A welcome chance to see two related films by the highly regarded Chicago-born artist Amie Siegel, an aficionado of the tracking shot. The Architects tracks continuously through architecture studios in New York City surveying the production of “global architecture”. Quarry follows marble from its source in a Vermont quarry to a luxury apartment development in Manhattan, illuminating the relationships between art, labour and value along the way. Megs Morley curates.
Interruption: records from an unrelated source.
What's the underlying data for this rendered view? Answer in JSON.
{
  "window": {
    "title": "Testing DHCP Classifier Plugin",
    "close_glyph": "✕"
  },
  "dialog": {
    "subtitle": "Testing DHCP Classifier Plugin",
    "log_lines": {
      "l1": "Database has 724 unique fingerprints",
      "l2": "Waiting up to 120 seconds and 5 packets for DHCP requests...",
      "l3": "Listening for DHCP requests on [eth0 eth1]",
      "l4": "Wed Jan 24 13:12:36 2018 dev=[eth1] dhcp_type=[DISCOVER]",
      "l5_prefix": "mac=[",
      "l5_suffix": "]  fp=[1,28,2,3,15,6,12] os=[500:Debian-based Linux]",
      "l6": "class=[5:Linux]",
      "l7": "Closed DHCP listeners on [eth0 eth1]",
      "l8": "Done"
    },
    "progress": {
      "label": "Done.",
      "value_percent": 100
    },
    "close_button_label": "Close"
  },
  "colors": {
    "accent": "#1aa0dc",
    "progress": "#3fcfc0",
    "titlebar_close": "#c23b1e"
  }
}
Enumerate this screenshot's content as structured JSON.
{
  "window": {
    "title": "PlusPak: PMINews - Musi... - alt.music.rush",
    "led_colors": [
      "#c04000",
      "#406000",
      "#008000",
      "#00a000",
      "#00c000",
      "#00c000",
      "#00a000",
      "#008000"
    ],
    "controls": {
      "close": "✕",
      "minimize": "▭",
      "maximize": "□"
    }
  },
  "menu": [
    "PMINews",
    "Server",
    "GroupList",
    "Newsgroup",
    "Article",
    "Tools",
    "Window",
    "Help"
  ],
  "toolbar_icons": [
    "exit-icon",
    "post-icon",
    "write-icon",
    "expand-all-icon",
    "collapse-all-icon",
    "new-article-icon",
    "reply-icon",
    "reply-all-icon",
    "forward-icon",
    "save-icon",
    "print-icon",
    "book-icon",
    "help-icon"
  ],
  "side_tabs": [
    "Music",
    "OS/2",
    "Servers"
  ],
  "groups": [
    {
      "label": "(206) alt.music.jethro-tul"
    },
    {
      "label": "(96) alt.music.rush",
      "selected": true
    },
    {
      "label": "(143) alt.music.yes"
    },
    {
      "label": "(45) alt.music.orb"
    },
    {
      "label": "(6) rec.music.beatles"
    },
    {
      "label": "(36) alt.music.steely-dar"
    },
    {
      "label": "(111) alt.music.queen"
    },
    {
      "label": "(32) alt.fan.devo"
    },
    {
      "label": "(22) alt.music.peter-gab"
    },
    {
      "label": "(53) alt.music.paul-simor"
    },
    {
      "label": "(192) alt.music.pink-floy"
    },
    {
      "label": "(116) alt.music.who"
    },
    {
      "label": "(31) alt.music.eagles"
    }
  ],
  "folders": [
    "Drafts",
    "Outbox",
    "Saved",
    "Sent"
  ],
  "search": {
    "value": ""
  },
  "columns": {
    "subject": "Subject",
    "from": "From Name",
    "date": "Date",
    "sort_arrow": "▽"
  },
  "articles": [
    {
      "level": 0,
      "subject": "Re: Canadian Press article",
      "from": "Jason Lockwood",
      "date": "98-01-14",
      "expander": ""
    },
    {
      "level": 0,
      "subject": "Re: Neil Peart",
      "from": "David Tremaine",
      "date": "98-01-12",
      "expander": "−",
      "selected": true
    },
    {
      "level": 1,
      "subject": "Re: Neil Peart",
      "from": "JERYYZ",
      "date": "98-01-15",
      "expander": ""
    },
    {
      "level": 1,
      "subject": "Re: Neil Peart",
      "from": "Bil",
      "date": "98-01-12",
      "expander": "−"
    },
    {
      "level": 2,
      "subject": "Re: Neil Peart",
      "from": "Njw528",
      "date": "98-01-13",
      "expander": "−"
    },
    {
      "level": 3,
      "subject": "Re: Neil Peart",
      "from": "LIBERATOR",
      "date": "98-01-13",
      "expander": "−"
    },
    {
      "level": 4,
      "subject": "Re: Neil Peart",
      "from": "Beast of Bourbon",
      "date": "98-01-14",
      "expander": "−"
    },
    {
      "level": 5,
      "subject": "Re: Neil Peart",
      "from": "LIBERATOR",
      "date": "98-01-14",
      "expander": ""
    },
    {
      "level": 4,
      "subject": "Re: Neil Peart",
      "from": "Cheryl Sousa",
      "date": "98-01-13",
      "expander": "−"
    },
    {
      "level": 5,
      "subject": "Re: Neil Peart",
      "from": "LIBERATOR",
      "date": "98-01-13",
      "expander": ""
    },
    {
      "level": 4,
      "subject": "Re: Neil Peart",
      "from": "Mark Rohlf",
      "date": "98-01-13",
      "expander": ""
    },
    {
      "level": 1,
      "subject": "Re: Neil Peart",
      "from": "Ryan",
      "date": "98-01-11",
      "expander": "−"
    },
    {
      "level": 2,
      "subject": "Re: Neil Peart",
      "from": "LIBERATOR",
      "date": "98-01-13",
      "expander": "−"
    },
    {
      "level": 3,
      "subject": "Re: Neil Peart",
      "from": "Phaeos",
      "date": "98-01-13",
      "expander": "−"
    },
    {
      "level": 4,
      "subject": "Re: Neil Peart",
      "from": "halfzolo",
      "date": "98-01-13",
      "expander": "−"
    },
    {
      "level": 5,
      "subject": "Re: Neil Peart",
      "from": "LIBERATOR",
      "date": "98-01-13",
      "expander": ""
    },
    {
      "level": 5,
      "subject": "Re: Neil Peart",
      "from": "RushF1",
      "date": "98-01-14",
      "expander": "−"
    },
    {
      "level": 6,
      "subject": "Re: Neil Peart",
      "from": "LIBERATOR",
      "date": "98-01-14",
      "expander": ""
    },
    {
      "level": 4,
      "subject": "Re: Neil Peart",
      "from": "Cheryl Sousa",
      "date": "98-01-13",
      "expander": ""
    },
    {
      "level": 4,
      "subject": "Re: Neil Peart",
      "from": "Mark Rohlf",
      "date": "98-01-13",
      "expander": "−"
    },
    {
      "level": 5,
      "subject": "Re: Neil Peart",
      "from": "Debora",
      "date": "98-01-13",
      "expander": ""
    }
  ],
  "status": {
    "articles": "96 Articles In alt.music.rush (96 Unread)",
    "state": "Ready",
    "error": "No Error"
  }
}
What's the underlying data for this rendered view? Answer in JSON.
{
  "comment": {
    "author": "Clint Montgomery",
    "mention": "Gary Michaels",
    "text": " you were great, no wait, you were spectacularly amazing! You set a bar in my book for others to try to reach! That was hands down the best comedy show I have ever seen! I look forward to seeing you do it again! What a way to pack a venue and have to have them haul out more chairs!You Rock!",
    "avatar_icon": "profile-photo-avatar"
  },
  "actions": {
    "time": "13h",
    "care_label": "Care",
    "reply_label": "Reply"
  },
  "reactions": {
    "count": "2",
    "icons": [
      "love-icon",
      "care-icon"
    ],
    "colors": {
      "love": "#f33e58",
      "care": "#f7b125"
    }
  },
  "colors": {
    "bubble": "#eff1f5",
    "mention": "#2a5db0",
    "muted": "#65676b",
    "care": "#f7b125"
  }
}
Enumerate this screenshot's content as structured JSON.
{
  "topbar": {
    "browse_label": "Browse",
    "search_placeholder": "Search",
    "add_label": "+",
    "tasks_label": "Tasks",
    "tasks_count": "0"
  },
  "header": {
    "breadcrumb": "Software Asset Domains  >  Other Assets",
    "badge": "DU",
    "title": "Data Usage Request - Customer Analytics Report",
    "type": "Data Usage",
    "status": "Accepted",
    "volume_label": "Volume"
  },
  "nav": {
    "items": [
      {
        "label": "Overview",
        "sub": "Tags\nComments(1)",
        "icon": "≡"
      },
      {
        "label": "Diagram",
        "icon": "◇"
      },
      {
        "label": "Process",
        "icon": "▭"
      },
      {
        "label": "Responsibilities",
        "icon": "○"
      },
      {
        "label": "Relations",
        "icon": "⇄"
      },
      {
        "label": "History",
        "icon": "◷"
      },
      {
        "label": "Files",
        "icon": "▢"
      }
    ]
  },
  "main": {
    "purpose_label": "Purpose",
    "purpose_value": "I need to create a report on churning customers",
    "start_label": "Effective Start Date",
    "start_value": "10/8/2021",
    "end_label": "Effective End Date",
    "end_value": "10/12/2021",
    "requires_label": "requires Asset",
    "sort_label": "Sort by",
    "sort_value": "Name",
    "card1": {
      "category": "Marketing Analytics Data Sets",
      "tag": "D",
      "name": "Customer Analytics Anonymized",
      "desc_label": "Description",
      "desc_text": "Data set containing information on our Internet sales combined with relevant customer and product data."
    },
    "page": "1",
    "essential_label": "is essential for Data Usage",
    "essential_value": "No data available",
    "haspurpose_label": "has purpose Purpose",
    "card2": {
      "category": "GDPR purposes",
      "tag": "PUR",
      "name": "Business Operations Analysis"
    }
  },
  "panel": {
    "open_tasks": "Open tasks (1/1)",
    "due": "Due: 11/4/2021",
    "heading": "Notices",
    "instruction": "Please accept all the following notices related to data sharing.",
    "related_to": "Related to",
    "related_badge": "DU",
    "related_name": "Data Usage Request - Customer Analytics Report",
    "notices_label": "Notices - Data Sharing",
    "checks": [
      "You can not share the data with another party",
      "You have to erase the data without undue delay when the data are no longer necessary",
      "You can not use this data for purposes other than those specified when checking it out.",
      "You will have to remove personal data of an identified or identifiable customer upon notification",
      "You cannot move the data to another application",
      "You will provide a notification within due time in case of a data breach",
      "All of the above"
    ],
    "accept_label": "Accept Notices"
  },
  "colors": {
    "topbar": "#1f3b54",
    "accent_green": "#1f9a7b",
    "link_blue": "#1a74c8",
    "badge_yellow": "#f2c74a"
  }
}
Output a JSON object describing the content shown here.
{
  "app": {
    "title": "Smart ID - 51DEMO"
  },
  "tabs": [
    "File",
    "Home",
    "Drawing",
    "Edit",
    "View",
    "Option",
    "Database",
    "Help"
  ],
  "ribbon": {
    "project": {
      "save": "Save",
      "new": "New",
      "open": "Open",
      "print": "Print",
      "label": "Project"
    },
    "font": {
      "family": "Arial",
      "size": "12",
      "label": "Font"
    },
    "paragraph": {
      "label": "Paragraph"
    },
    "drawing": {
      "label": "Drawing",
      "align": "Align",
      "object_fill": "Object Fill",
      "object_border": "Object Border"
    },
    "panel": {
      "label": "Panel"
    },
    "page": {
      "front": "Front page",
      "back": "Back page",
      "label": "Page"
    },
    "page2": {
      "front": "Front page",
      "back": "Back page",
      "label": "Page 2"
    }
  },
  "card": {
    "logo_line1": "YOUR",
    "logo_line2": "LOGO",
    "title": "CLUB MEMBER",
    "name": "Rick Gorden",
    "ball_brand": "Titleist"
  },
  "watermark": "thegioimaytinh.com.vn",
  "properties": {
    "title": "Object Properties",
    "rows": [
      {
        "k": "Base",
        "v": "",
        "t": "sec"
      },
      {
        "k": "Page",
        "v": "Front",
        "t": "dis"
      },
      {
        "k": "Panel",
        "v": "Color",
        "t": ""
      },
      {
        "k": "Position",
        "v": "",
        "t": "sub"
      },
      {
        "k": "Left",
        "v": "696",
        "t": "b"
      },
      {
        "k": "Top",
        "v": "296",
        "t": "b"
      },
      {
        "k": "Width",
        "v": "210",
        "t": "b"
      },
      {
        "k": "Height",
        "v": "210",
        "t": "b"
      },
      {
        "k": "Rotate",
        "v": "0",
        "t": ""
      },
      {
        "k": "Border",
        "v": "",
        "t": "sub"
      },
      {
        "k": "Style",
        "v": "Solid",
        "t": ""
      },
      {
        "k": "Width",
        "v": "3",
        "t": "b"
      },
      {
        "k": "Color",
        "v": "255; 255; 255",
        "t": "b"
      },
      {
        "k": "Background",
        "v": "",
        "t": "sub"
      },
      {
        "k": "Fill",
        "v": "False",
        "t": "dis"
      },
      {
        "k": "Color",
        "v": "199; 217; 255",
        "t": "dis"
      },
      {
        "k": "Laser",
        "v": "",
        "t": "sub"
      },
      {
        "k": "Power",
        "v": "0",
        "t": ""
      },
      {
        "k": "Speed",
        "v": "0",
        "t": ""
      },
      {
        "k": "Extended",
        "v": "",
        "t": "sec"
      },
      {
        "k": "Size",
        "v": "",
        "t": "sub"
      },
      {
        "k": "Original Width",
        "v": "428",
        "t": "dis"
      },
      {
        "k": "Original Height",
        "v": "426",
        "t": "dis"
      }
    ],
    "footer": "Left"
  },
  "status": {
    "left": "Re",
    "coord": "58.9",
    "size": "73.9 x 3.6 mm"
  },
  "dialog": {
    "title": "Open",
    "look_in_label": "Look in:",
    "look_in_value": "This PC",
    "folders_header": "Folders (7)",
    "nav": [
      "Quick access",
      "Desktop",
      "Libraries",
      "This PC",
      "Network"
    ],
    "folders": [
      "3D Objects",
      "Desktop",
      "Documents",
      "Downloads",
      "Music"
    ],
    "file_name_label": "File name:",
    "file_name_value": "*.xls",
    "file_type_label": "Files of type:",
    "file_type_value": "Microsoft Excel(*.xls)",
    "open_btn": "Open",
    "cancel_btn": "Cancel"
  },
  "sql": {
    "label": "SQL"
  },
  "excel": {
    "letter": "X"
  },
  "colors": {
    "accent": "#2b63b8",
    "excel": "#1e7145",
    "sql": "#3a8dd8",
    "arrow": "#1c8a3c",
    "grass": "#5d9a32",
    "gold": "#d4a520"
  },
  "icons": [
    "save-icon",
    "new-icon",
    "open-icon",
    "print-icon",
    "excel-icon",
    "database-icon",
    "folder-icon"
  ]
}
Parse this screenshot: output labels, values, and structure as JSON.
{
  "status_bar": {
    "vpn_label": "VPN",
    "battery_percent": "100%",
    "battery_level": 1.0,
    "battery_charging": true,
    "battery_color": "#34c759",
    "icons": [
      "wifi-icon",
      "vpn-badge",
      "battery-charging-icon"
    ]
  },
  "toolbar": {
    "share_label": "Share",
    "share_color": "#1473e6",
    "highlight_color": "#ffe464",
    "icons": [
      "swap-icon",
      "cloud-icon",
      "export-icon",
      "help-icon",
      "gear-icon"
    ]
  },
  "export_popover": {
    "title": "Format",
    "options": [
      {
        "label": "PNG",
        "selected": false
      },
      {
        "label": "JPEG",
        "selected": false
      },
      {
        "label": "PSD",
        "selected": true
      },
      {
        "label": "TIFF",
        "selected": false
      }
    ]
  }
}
Cormac O'Brien Quartet feat. Kit Downes & Stan Sulzmann/Paul Dunlea Septet
Triskel Christchurch, Tobin St, Cork 8pm €15/€12
triskelartscentre.ie

Pianist Phil Ware’s Music Network residency at the Triskel is yielding some impressive and unusual results including, this time, a concert that doesn’t feature the pianist at all. Instead, Ware has creditably handed over the keys to Triskel’s new Steinway to an excellent UK/Irish collaboration led by bassist Cormac O’Brien featuring rising English pianist Kit Downes and much-respected London saxophonist Stan Sulzman. With support from Cork’s own Paul Dunlea and his septet.

Juno and the Paycock
Gate Theatre, Dublin. Ends Apr 16 7.30pm (Sat mat 2.30pm) Mon & Mats €25; Tues-Thurs €32; Fri-Sat €35
gate-theatre.ie

Fortunes are won and lost in the blink of an eye in Sean O’Casey’s 1924 play, where a drunken charlatan poses as an aristocrat, the high principles of a Civil War yield to grubby consequences and even the wealth of language is routinely plundered. Touching on the vicious events of only two years before it premiered, O’Casey’s play is a tragi-comedy so provocative that it’s a wonder it never provoked a riot. A play that interrupts a giddy singsong with the sudden stab of seriousness, its sternest criticism is reserved for those who ignore the world around them. That makes it a canny choice for this centenary year, and director Mark O’Rowe has recruited a stellar cast – including Derbhle Crotty, Declan Conlon, Marty Rea and Caoimhe O’Malley – to blow away the cobwebs of nostalgia.